Once you’ve passed your test, though, that’s far from the end of your relationship with the Code because it is, unsurprisingly, a living document. The Code has had at least one update a year since 2015 (apart from in 2020), and often more than one. It has been updated twice since I started learning to drive, and I only found out about the update in January 2022 because I read a newspaper article about it. Clearly this wasn’t the right way to go about staying up-to-date with changes to the Code, so I went looking for ways to keep myself better informed.
The Code’s website maintains a list of updates, but they’re not terribly helpful:
Updated rule 1 to include reference to footways, and to add guidance about remaining aware of your environment and avoiding unnecessary distractions.
In that example I know that a specific rule has changed, and I have a sense of how it has changed, but I don’t know what the new wording is; for that I need to go and look at the rule itself (which isn’t linked to from the update, unfortunately). This, combined with the fact that I’d have to remember to visit this page frequently, left me looking for something else.
You can also sign up for email alerts about changes to the Code. These are better both in the sense that they let you know when something has changed, as opposed to you having to remember to periodically check a page on a government website, and they also link to a more useful page listing the relevant changes and linking to the changed rules.
Unfortunately it turns our that knowing which rule has changed isn’t really all that helpful either. Some of the rules are long, and there’s no way to tell what specifically has been changed in them, so you’re forced to re-read each in their entirety and compare them against your hazy recollection of what they might have said previously. Perhaps this is intentional and they want you to re-read each rule completely? For me it feels a bit like reviewing a pull request: sometimes the change requires reading the rest of the function in order to understand it, but sometimes it’s a one-liner and enough by itself, it all depends on the context.
That’s where my highway-code-diff
tool comes in, it:
- periodically fetches the HTML from the official Highway Code website;
- converts the HTML into Markdown; and
- opens a pull request in the same repo whenever there are changes.
This gives me a single view of all changes (including changes that aren’t included in the official updates) and I can use Github’s pull request UI to get more context on a given change as needed. I get notified when the pull request is created, and a Github action performs the periodic refresh so that I don’t have to remember to do so myself. On top of that I can view the individual Markdown files in the repo as an alternative to the going to the website.

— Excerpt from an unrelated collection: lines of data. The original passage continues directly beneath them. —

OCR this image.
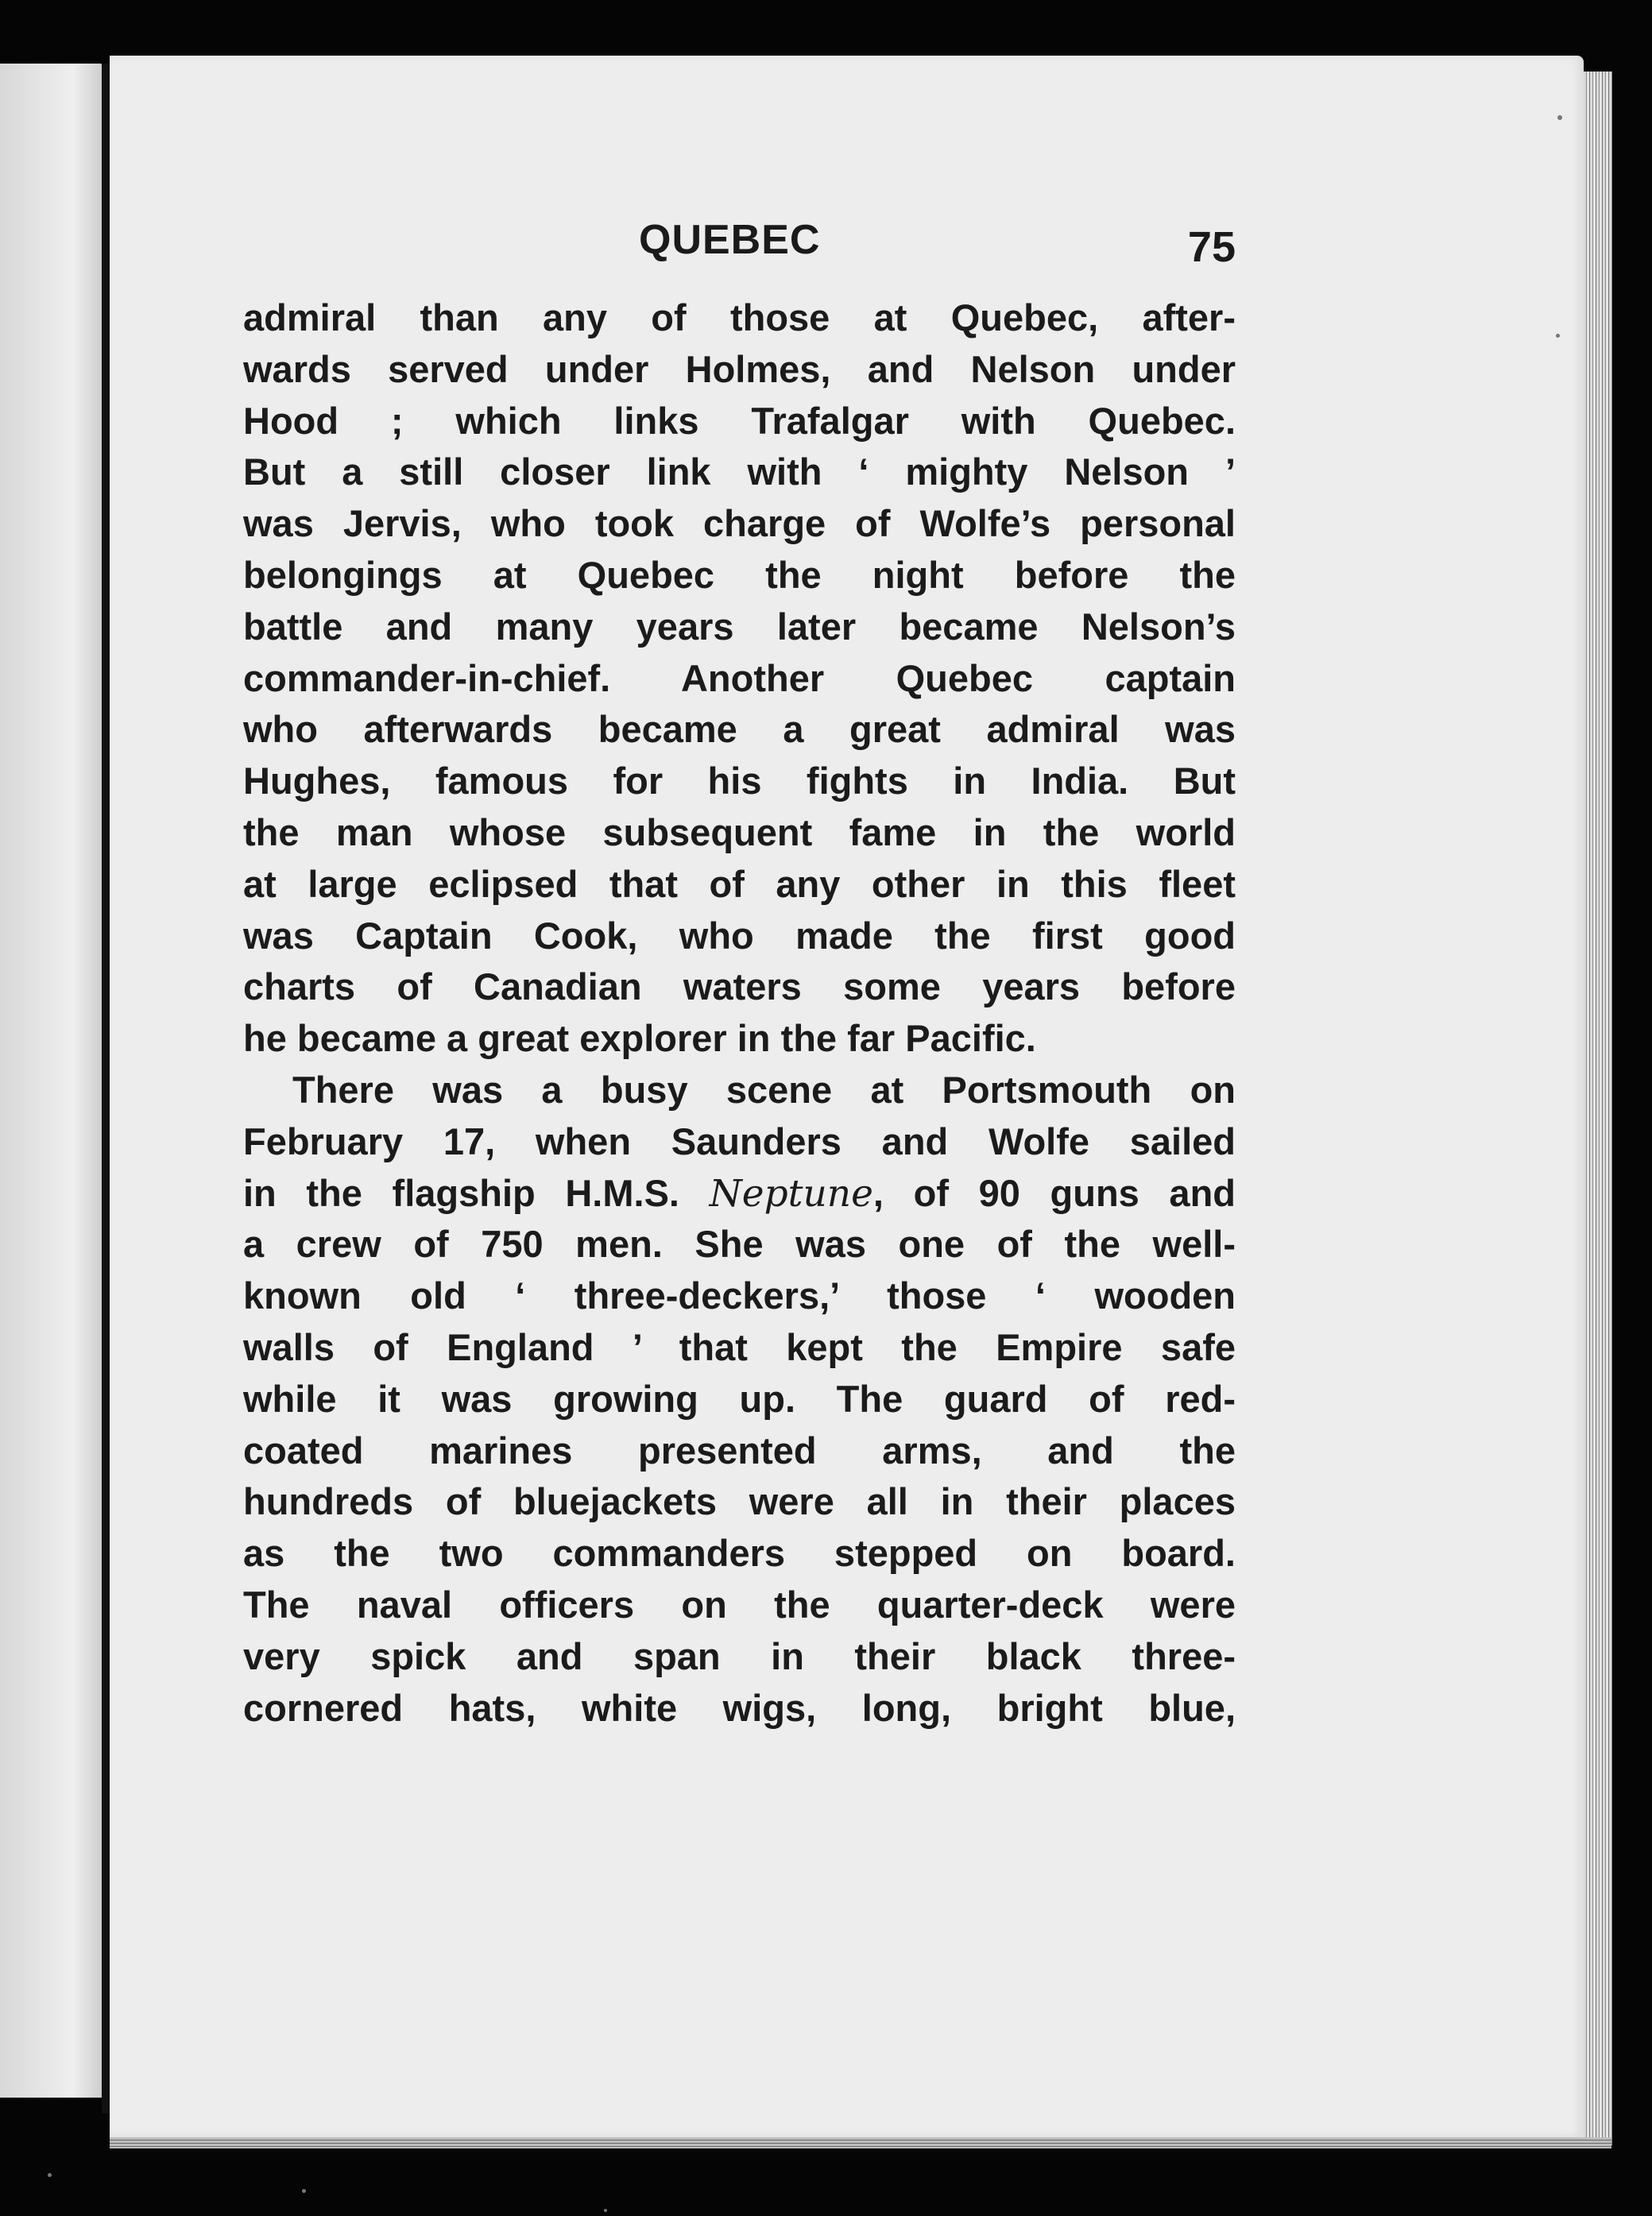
QUEBEC	75
admiral than any of those at Quebec, after-
wards served under Holmes, and Nelson under
Hood ; which links Trafalgar with Quebec.
But a still closer link with ‘ mighty Nelson ’
was Jervis, who took charge of Wolfe’s personal
belongings at Quebec the night before the
battle and many years later became Nelson’s
commander-in-chief. Another Quebec captain
who afterwards became a great admiral was
Hughes, famous for his fights in India. But
the man whose subsequent fame in the world
at large eclipsed that of any other in this fleet
was Captain Cook, who made the first good
charts of Canadian waters some years before
he became a great explorer in the far Pacific.
There was a busy scene at Portsmouth on
February 17, when Saunders and Wolfe sailed
in the flagship H.M.S. Neptune, of 90 guns and
a crew of 750 men. She was one of the well-
known old ‘ three-deckers,’ those ‘ wooden
walls of England ’ that kept the Empire safe
while it was growing up. The guard of red-
coated marines presented arms, and the
hundreds of bluejackets were all in their places
as the two commanders stepped on board.
The naval officers on the quarter-deck were
very spick and span in their black three-
cornered hats, white wigs, long, bright blue,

I should say that it’s not without its own issues:
- the HTML on the official website isn’t always semantically correct, so the Markdown conversion library I’m using (
markdownify
) can end up making mistakes and I might miss (part of) a change as a result - the code will pick up any change and notify me of it, even if it’s only somebody adding a trailing space to an HTML page, so I run the risk of getting needless notifications
- it will only keep working as long as I’m able to scrape the official site, which isn’t necessarily a given because I’m hitting all the URLs related to the Code, even image ones, so I could get rate-limited or even blocked (this happened numerous times during development)
Beyond that the environment for developing Github Actions could definitely do with some love, as the iteration cycles aren’t particularly quick depending on what you’re doing – my naive initial method was to set the action to run whenever I pushed a change to the repo, which got a little tiresome after a while. Security is definitely a concern too, given the fact that the built-in actions are limited and you may need to end up giving marketplace actions access to tokens. Github’s own stability has been patchy of late also, and this has affected Actions, but I’d imagine that’s only temporary. In principle, though, and I know this is far from an original observation, I am quite taken with Github Actions as a pattern for stateful, version-controlled serverless functions and plan to make more use of them in the future.